Odpowiedziałam natychmiast-jedziemy.
Wprawdzie Pacanów nie leżał po drodze na naszej trasie,ale co to jest dla samochodu skręcić i przejechać te kilkadziesiąt kilometrów .
Powiedziałam,że ja będę kierowcą,mąż skwitował to krótko-no przecież ty nikogo nie dopuścisz do kierownicy.Mąż jest lepszym pilotem ode mnie i to jemu przypada zawsze ta zaszczytna rola:)
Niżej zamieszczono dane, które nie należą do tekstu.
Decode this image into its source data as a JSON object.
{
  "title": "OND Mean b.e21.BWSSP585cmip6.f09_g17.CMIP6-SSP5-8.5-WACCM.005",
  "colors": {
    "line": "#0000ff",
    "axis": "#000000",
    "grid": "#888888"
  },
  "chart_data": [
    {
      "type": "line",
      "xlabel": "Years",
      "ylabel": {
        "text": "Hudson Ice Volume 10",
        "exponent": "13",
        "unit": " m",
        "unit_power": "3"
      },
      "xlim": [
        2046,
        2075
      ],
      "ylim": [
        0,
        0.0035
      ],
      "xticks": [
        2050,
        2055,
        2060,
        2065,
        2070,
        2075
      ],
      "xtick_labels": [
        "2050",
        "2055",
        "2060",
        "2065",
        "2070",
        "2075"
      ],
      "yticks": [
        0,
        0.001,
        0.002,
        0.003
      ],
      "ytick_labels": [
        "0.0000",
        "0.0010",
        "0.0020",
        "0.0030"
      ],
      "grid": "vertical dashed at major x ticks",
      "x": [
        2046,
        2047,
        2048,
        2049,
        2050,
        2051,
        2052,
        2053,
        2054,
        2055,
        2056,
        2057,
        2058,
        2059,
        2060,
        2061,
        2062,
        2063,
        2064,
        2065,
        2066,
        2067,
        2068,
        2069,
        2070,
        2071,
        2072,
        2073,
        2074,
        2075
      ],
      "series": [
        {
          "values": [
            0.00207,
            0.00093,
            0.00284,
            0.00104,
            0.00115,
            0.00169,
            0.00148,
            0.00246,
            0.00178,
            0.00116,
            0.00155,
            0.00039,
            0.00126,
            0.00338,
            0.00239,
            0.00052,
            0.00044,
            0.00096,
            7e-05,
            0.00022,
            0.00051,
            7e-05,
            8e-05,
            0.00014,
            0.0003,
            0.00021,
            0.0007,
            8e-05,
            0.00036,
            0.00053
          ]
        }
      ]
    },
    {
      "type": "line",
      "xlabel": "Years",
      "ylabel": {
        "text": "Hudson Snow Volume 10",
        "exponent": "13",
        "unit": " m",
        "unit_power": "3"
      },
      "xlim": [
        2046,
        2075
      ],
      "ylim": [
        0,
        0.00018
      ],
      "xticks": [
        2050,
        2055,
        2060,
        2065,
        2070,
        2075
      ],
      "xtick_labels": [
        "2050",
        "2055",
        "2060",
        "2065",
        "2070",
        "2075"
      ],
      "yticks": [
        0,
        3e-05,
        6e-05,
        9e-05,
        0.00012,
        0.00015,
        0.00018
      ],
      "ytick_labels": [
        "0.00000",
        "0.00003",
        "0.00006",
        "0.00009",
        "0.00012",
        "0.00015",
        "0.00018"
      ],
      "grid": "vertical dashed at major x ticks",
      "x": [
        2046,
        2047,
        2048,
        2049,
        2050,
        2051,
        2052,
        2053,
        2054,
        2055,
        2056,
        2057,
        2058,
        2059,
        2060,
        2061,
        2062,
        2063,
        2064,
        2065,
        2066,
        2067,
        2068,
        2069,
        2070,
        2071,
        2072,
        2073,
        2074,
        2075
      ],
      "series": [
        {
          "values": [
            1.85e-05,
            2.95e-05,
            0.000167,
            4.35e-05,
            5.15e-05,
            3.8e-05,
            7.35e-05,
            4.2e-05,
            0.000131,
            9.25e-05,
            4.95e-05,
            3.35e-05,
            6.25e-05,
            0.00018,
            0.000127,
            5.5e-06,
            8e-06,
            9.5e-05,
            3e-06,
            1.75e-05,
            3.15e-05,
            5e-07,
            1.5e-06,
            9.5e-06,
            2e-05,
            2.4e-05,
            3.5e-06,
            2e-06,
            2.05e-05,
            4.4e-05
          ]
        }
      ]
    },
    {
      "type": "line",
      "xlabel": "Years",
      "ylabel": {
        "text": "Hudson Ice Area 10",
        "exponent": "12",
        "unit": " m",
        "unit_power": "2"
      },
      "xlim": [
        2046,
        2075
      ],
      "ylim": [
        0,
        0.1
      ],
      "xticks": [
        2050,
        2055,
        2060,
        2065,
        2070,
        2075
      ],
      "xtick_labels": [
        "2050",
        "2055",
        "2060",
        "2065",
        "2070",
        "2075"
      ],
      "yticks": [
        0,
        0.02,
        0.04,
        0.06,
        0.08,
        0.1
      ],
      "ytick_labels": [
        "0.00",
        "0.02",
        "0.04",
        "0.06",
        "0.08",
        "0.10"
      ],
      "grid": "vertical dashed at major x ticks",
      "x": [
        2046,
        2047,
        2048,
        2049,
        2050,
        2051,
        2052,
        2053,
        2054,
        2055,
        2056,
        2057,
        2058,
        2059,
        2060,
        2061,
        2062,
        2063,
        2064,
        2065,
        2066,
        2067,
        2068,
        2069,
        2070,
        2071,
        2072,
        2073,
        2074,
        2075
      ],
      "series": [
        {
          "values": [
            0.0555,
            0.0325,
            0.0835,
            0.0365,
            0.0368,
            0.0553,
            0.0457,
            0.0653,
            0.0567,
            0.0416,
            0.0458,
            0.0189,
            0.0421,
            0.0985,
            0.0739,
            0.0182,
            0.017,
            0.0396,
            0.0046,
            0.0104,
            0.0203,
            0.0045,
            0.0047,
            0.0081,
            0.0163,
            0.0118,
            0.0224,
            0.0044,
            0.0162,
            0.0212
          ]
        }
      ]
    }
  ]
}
W Pacanowie byliśmy oboje po raz pierwszy,chcieliśmy zobaczyć to słynne miasteczko 'Koziołka Matołka",bo podobnie jak zapewne wielu z Was wychowaliśmy się na bajkach Kornela Makuszyńskiego.
A przygody sympatycznego koziołka do dzisiaj pamiętamy.
W Pacanowie wszystkie uliczki przylegające do Rynku na czas festiwalu zostały zamknięte,ustawiono na nich liczne kramy z zabawkami,słodyczami i pamiątkami.Mnóstwo stoisk z regionalnymi potrawami i warsztatami dla dzieci.
Różne postacie bajkowe zachęcały dzieci do wspólnej zabawy.
Były też karuzele,pociągi i kule wodne.Jednym słowem ,moc atrakcji.
A zwieńczeniem festiwalu w niedzielny wieczór był występ Margaret,która swoją żywiołowością zawładnęła pacanowską sceną.
No proszę - tyle atrakcji w jednym miejscu! Warto było zboczyć z trasy... Pozdrawiam :)
OdpowiedzUsuńWarto było,nie byliśmy w dzieciństwie to teraz mamy okazję zobaczyć.A takich miejsc jest bardzo dużo.